After some investigation I determined that the Raspberry Pi was just not fast enough to get the 910Hz rate to calculate the Duty Cycle. It would definitely have trouble when I implemented all seven servos I wanted for this project. I needed a different way to read that signal.

The Arduino Due

I decided I could still use the Raspberry Pi for the main application and the Servo Hat to power and control the servos but use something else for the feedback lines. After some internet searching, I did find a controller I could use to read the signal. It is the Arduino Due. It has 12 PWM channels that have a frequency of 1000Hz. I began working with it and still had trouble with accuracy. The angle measure would jump around about ±10°. This would not work when 1 second on the clock is 6°

Three Ways To Read A PWM Signal With Arduino

I found the article, “Three Ways To Read A PWM Signal With Arduino” by Ben Ripley very helpful. In it he describes three ways to read a PWM signal:

  1. Using the pulseIn() Function
  2. Using External Interrupts
  3. Using Pin Change Interrupts

    Option 1

    Until now I have only been using the pulseIn() Function method because that was how the Parallax Servo documentation did it.

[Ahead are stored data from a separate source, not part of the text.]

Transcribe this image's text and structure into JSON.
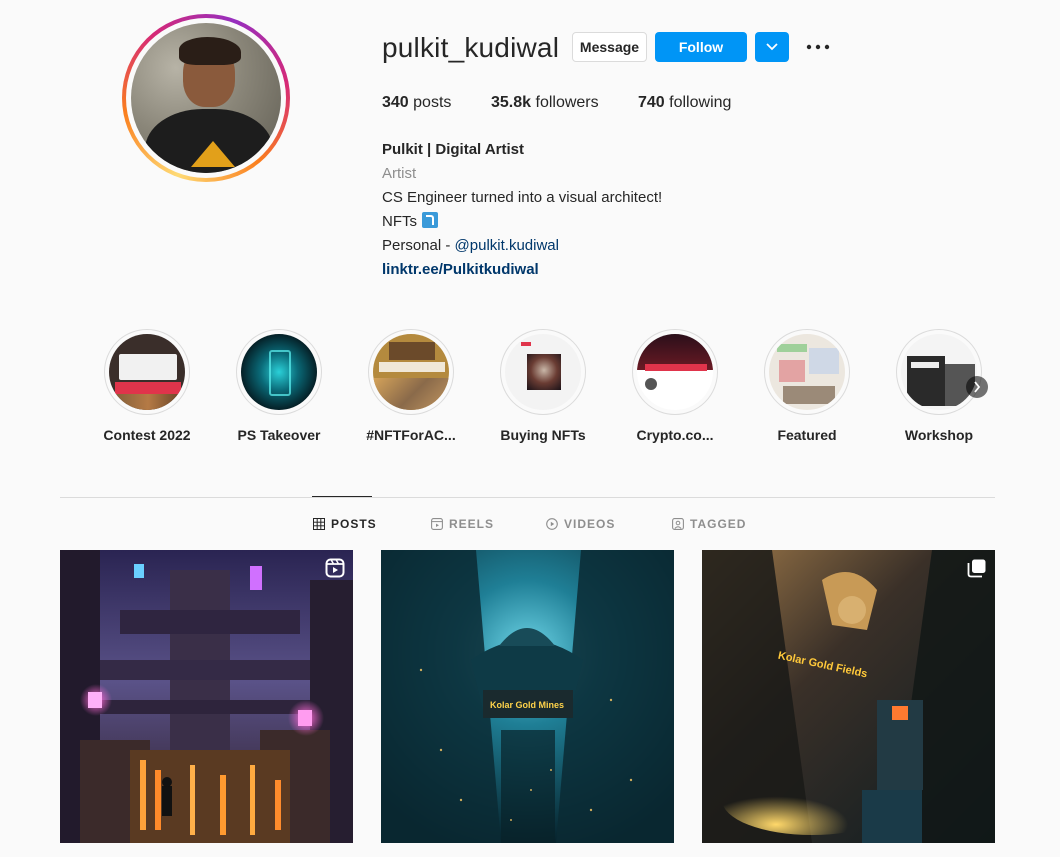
{
  "profile": {
    "username": "pulkit_kudiwal",
    "buttons": {
      "message": "Message",
      "follow": "Follow"
    },
    "stats": {
      "posts_count": "340",
      "posts_label": "posts",
      "followers_count": "35.8k",
      "followers_label": "followers",
      "following_count": "740",
      "following_label": "following"
    },
    "bio": {
      "name": "Pulkit | Digital Artist",
      "category": "Artist",
      "line1": "CS Engineer turned into a visual architect!",
      "line2": "NFTs",
      "line3_prefix": "Personal - ",
      "line3_mention": "@pulkit.kudiwal",
      "website": "linktr.ee/Pulkitkudiwal"
    }
  },
  "highlights": [
    {
      "label": "Contest 2022"
    },
    {
      "label": "PS Takeover"
    },
    {
      "label": "#NFTForAC..."
    },
    {
      "label": "Buying NFTs"
    },
    {
      "label": "Crypto.co..."
    },
    {
      "label": "Featured"
    },
    {
      "label": "Workshop"
    }
  ],
  "tabs": [
    {
      "label": "POSTS",
      "icon": "grid-icon",
      "active": true
    },
    {
      "label": "REELS",
      "icon": "reels-icon",
      "active": false
    },
    {
      "label": "VIDEOS",
      "icon": "play-icon",
      "active": false
    },
    {
      "label": "TAGGED",
      "icon": "tagged-icon",
      "active": false
    }
  ],
  "posts": [
    {
      "sign": "",
      "badge": "reel-icon"
    },
    {
      "sign": "Kolar Gold Mines",
      "badge": ""
    },
    {
      "sign": "Kolar Gold Fields",
      "badge": "carousel-icon"
    }
  ],
  "colors": {
    "accent": "#0095f6",
    "link": "#00376b",
    "text": "#262626",
    "muted": "#8e8e8e"
  }
}
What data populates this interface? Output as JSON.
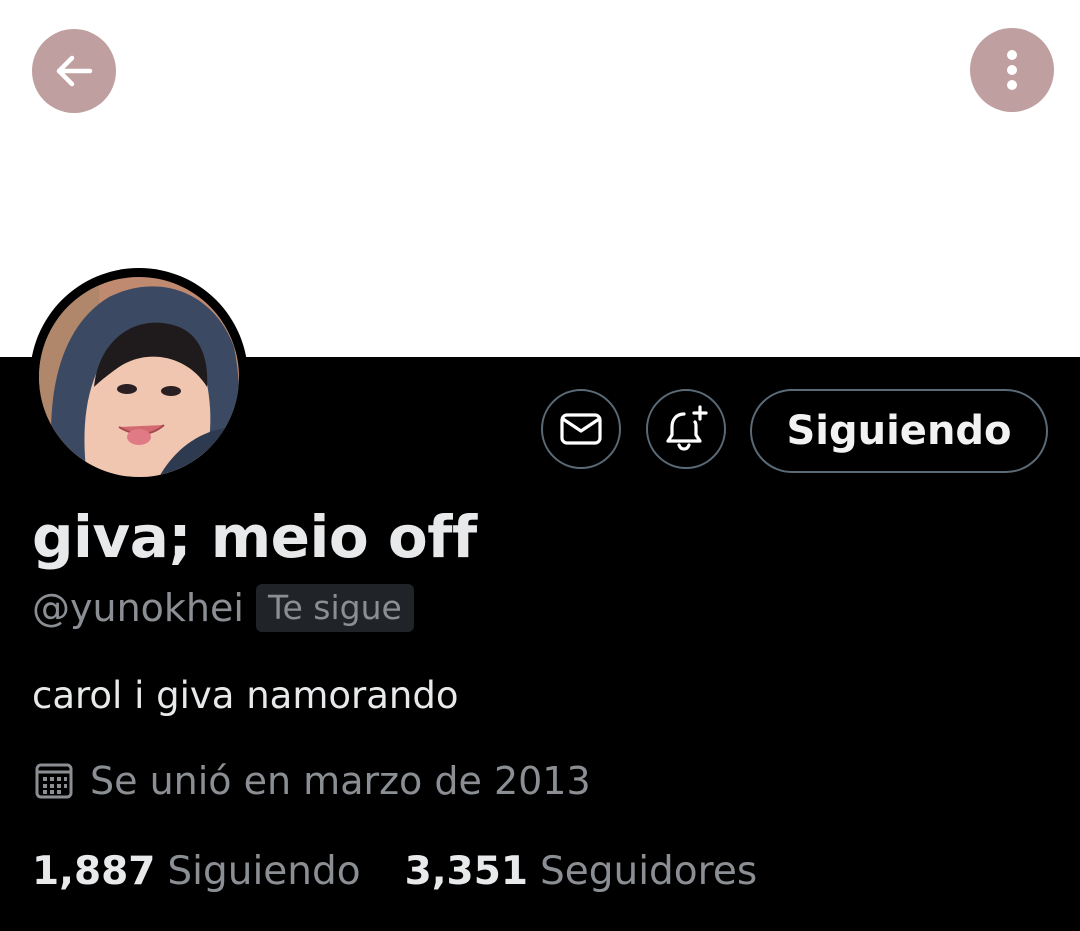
{
  "header": {
    "back_icon": "arrow-left-icon",
    "more_icon": "more-vertical-icon",
    "button_color": "#bf9f9f",
    "banner_color": "#ffffff"
  },
  "profile": {
    "display_name": "giva; meio off",
    "handle": "@yunokhei",
    "follows_you_badge": "Te sigue",
    "bio": "carol i giva namorando",
    "joined": "Se unió en marzo de 2013",
    "joined_icon": "calendar-icon"
  },
  "actions": {
    "message_icon": "envelope-icon",
    "notify_icon": "bell-plus-icon",
    "follow_button_label": "Siguiendo"
  },
  "stats": {
    "following_count": "1,887",
    "following_label": "Siguiendo",
    "followers_count": "3,351",
    "followers_label": "Seguidores"
  },
  "colors": {
    "background": "#000000",
    "primary_text": "#e7e9ea",
    "secondary_text": "#8b8f94",
    "button_border": "#5a6a76"
  }
}
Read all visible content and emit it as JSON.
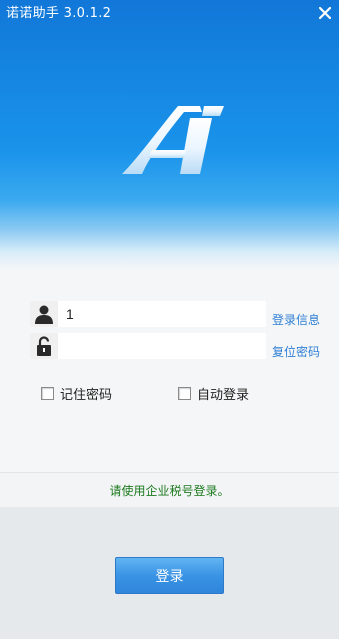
{
  "window": {
    "title": "诺诺助手 3.0.1.2",
    "colors": {
      "header_blue": "#1483e0",
      "link": "#2f7fd6",
      "notice": "#1c7a1c",
      "button": "#3a93e4"
    }
  },
  "logo": {
    "icon": "a-logo-icon"
  },
  "form": {
    "username_value": "1",
    "password_value": "",
    "login_info_link": "登录信息",
    "reset_password_link": "复位密码",
    "remember_password_label": "记住密码",
    "auto_login_label": "自动登录",
    "remember_password_checked": false,
    "auto_login_checked": false
  },
  "notice": "请使用企业税号登录。",
  "login_button": "登录"
}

However, because of the poor accuracy I tried the other two on the Arduino Due.

    Option 2

    Option 2 worked really well but as stated by Ripley, “Using attachInterrupt allows for greater efficiency but now we are forced to use pins 2 and 3 to read the PWM values and we are limited in the number of interrupts we can specify.” I wanted the Arduino Due to read all seven feedback lines.

    Option 3

    Therefore, I began using Option 3. For one servo the accuracy was great the jitter was less than ±1°. Then I added another servo. The accuracy went down but it was still acceptable at around ±3°. However, when I added a third servo, the accuracy dropped to ±15°. I wondered why until I realized that the interrupts were interrupting each other.

The Arduino Nano

So, what to do now? Well, I decided that if the accuracy was great with one Arduino reading the feedback on one servo; I should get an Arduino for each servo. This seemed like overkill to have seven Arduino Dues and even Arduino Unos was too much; therefore, I settled on the Arduino Nano. I also decided to offload the servo control to the Arduino Nano as well. This made the architecture of my application simpler by allowing the Raspberry Pi to send the angle to the Arduino Nano and have it control the servo and calculate the feedback angle.

Arduino Nanos

So, I bought seven Arduino Nanos and began programming them. Turns out the easiest to implement was again Option 1 and it provided accuracy of about ±3°. I probably would have investigated Option 2 except at this time I also decided that the servos moved too fast and I would have to design a gear box to slow it down. I ended up with a 15:1 gear ratio making a 15° turn on the servo equal 1° on the clock face. This translates to a 90° turn on the servo equal to a 6° turn, or 1 second for the Second Hand. Therefore, a ±3° accuracy on the servo translates to a ±0.2° accuracy on the clock face. I decided this would work for me.

Next Step

The next step is the mechanical design. How to create the gears and get it all to fit.